May 26, 2006--Minneapolis, Minnesota

In a bold step forward for democracy, the Minneapolis City Council today voted to submit to the voters a charter amendment to use Instant Runoff Voting (Single Transferable Vote) for city elections. It will appear as a question on the November 7, 2006 ballot. (Go to council agenda Scroll down to Intergovernmental Relations.)

The nearly unanimous (11-1) vote was unexpected and is testimony to the depth and breadth of the educational and organizing effort of the Better Ballot Campaign, backed by a coalition of 40+ community organizations and 40+ elected Minneapolis leaders. A few council members, whose support came unexpectedly, said that while they still had concerns and unanswered questions, the strong grassroots expression of interest motivated them to move the question forward for public debate and a decision by the voters.

Several council members (Scott Benson, Cam Gordon, Elizabeth Glidden, Ralph Remington, Gary Schiff, and Betsy Hodges) sounded recurring themes that Instant Runoff Voting will be more fair, democratic and civil, and will increase voter participation in city elections. Council Member Don Samuels, who represents the city’s 5th Ward, spoke to the need to find powerful ways to engage the community in civic affairs to stop gangs and drugs from taking over our communities. He said Instant Runoff Voting would help accomplish that.

The lone dissenter (Council Member Barb Johnson) did not speak in opposition to the proposed ranked ballot voting method, but rather cited her doubts about the proposal's legality and potential costs. The campaign has presented substantive legal research backing up its proposal and addressed cost concerns with a clause in the amendment allowing the council to delay implementation for one cycle if necessary due to obstacles such as difficulty of acquiring upgraded voting equipment. Better Ballot Campaign lead organizer Jeanne Massey said, “We’re thrilled with today’s action by the council and look forward to bringing to the voters this proposal for improving our democracy.”

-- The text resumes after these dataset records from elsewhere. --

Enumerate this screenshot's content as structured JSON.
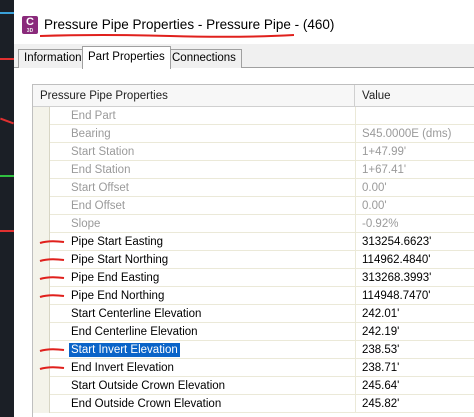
{
  "window": {
    "title": "Pressure Pipe Properties - Pressure Pipe - (460)",
    "app_icon_letter": "C",
    "app_icon_sub": "3D"
  },
  "tabs": [
    {
      "label": "Information",
      "active": false
    },
    {
      "label": "Part Properties",
      "active": true
    },
    {
      "label": "Connections",
      "active": false
    }
  ],
  "grid": {
    "header_name": "Pressure Pipe Properties",
    "header_value": "Value",
    "rows": [
      {
        "name": "End Part",
        "value": "",
        "disabled": true
      },
      {
        "name": "Bearing",
        "value": "S45.0000E (dms)",
        "disabled": true
      },
      {
        "name": "Start Station",
        "value": "1+47.99'",
        "disabled": true
      },
      {
        "name": "End Station",
        "value": "1+67.41'",
        "disabled": true
      },
      {
        "name": "Start Offset",
        "value": "0.00'",
        "disabled": true
      },
      {
        "name": "End Offset",
        "value": "0.00'",
        "disabled": true
      },
      {
        "name": "Slope",
        "value": "-0.92%",
        "disabled": true
      },
      {
        "name": "Pipe Start Easting",
        "value": "313254.6623'",
        "disabled": false,
        "marked": true
      },
      {
        "name": "Pipe Start Northing",
        "value": "114962.4840'",
        "disabled": false,
        "marked": true
      },
      {
        "name": "Pipe End Easting",
        "value": "313268.3993'",
        "disabled": false,
        "marked": true
      },
      {
        "name": "Pipe End Northing",
        "value": "114948.7470'",
        "disabled": false,
        "marked": true
      },
      {
        "name": "Start Centerline Elevation",
        "value": "242.01'",
        "disabled": false
      },
      {
        "name": "End Centerline Elevation",
        "value": "242.19'",
        "disabled": false
      },
      {
        "name": "Start Invert Elevation",
        "value": "238.53'",
        "disabled": false,
        "selected": true,
        "marked": true
      },
      {
        "name": "End Invert Elevation",
        "value": "238.71'",
        "disabled": false,
        "marked": true
      },
      {
        "name": "Start Outside Crown Elevation",
        "value": "245.64'",
        "disabled": false
      },
      {
        "name": "End Outside Crown Elevation",
        "value": "245.82'",
        "disabled": false
      }
    ]
  },
  "colors": {
    "annotation_red": "#e0201c",
    "selection_blue": "#0a64c8",
    "app_icon": "#8a2a7b"
  }
}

Mayor R.T. Rybak was also on hand to voice his support. He said he was initially skeptical, but was now convinced that Instant Runoff Voting is something we need to do to fix our broken elections. He said the city was showing leadership on an issue that Congress should be working on. He urged organizations, specifically calling out the Democratic Party, to use Instant Runoff Voting in their internal elections.